Johlen, pfeifen, klatschen: So begleiten die gut 300 Teilnehmer eine Protestveranstaltung gegen die Corona-Maßnahmen der Bundesregierung. Eine der Organisatorinnen ist Katja Reithofer, die gleichzeitig Bundesparteivorstand der "Demokratischen Familienpartei Österreich" ist. Was sie von den Plänen eines Lockdowns für Ungeimpfte hält? "Zunächst einmal: gar nix", sagt die 39-Jährige, die auch betont, "medizinisches Fachpersonal" habe zu der Kundgebung aufgerufen.
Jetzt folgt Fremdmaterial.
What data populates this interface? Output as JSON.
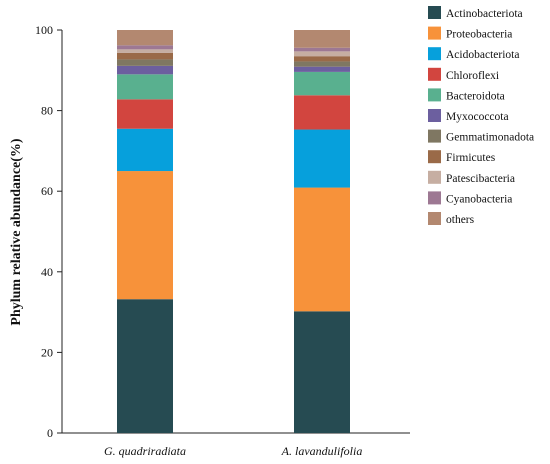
{
  "chart_data": {
    "type": "bar",
    "stacked": true,
    "title": "",
    "xlabel": "",
    "ylabel": "Phylum relative abundance(%)",
    "ylim": [
      0,
      100
    ],
    "yticks": [
      0,
      20,
      40,
      60,
      80,
      100
    ],
    "grid": false,
    "legend_position": "right",
    "categories": [
      "G. quadriradiata",
      "A. lavandulifolia"
    ],
    "series": [
      {
        "name": "Actinobacteriota",
        "color": "#264b52",
        "values": [
          33.2,
          30.2
        ]
      },
      {
        "name": "Proteobacteria",
        "color": "#f7923a",
        "values": [
          31.8,
          30.7
        ]
      },
      {
        "name": "Acidobacteriota",
        "color": "#06a0dc",
        "values": [
          10.5,
          14.4
        ]
      },
      {
        "name": "Chloroflexi",
        "color": "#d2453f",
        "values": [
          7.3,
          8.5
        ]
      },
      {
        "name": "Bacteroidota",
        "color": "#59b08f",
        "values": [
          6.2,
          5.8
        ]
      },
      {
        "name": "Myxococcota",
        "color": "#6c5f9f",
        "values": [
          2.1,
          1.3
        ]
      },
      {
        "name": "Gemmatimonadota",
        "color": "#7f7762",
        "values": [
          1.6,
          1.3
        ]
      },
      {
        "name": "Firmicutes",
        "color": "#9a6a48",
        "values": [
          1.6,
          1.3
        ]
      },
      {
        "name": "Patescibacteria",
        "color": "#c6aea2",
        "values": [
          0.9,
          1.2
        ]
      },
      {
        "name": "Cyanobacteria",
        "color": "#9d7893",
        "values": [
          1.0,
          0.9
        ]
      },
      {
        "name": "others",
        "color": "#b38870",
        "values": [
          3.8,
          4.4
        ]
      }
    ]
  }
}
Physiotherapie und "praktische Psychologie"

Sie selbst sei Physiotherapeutin und Trainerin für praktische Psychologie und halte die Regelungen für "entwürdigend". Sie kritisiert Ärztekammerpräsident Thomas Szekeres: "Der sagt, 'die' dürfen arbeiten und spazieren gehen und sonst nichts. 'Die'", meint sie verächtlich.
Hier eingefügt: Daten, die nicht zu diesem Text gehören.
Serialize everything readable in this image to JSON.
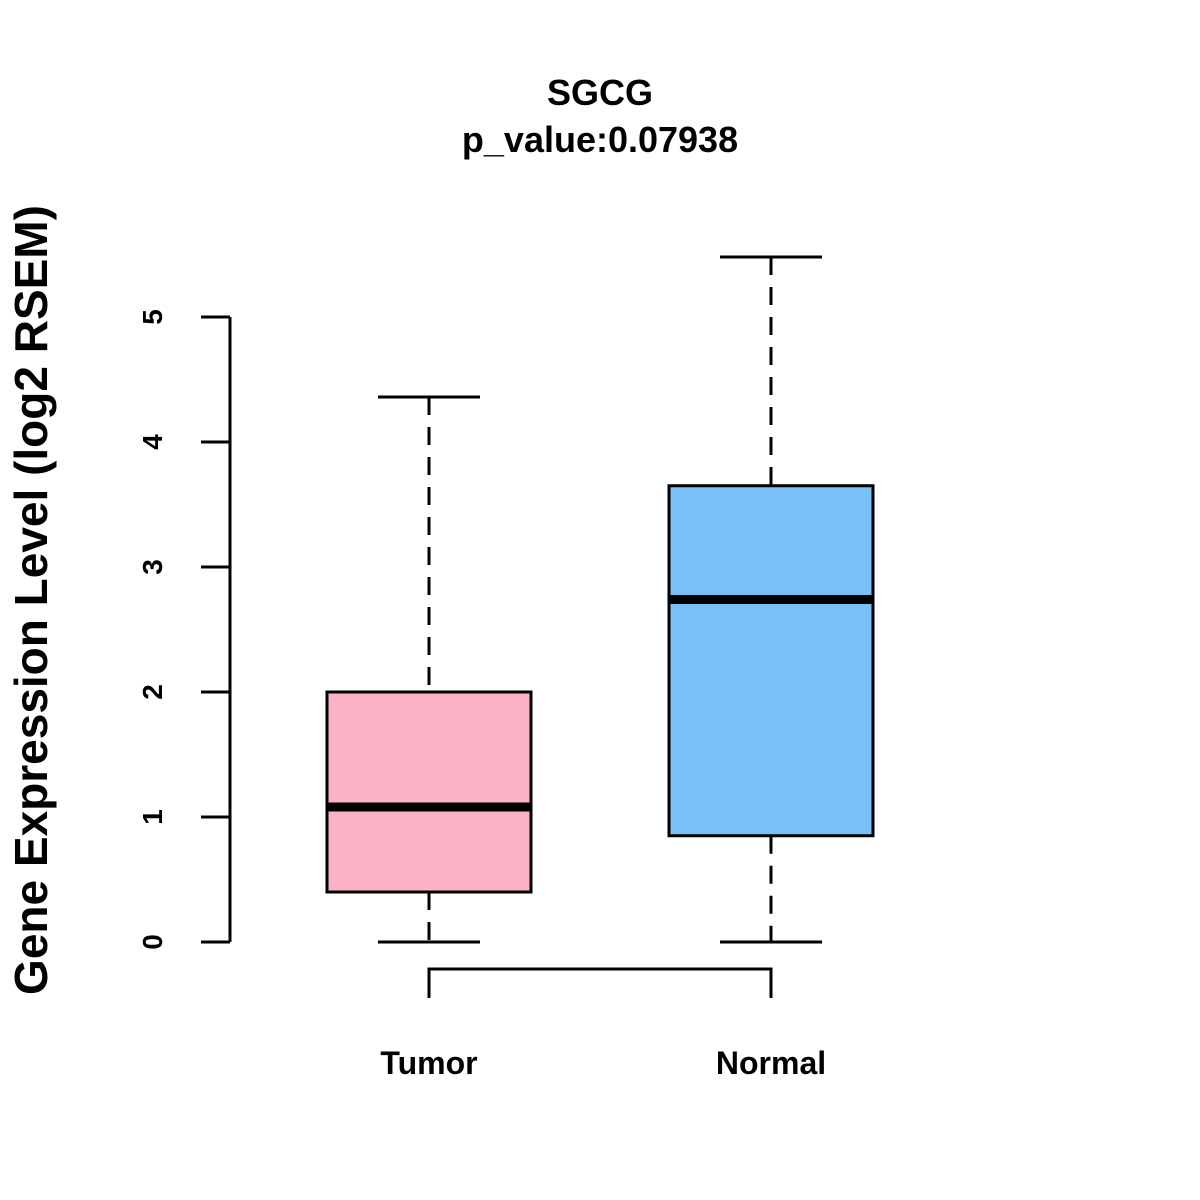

Es handle sich "um eine neue Form des Antisemitismus". Was genau Juden mit den Maßnahmen zu tun hätten? – "Ich sag ja, eine neue Form." – "Aber der Begriff Antisemitismus impliziert ja, dass sich etwas gegen Semiten richtet? Meinen Sie vielleicht eine neue Form der Diskriminierung?" – "Ja, dann halt Diskriminierung", erklärt sie, während sie vor dem als "Deserteursdenkmal" bekannten Denkmal für die Verfolgten der NS-Militärjustiz die letzten Vorbereitungen für die Demonstration trifft.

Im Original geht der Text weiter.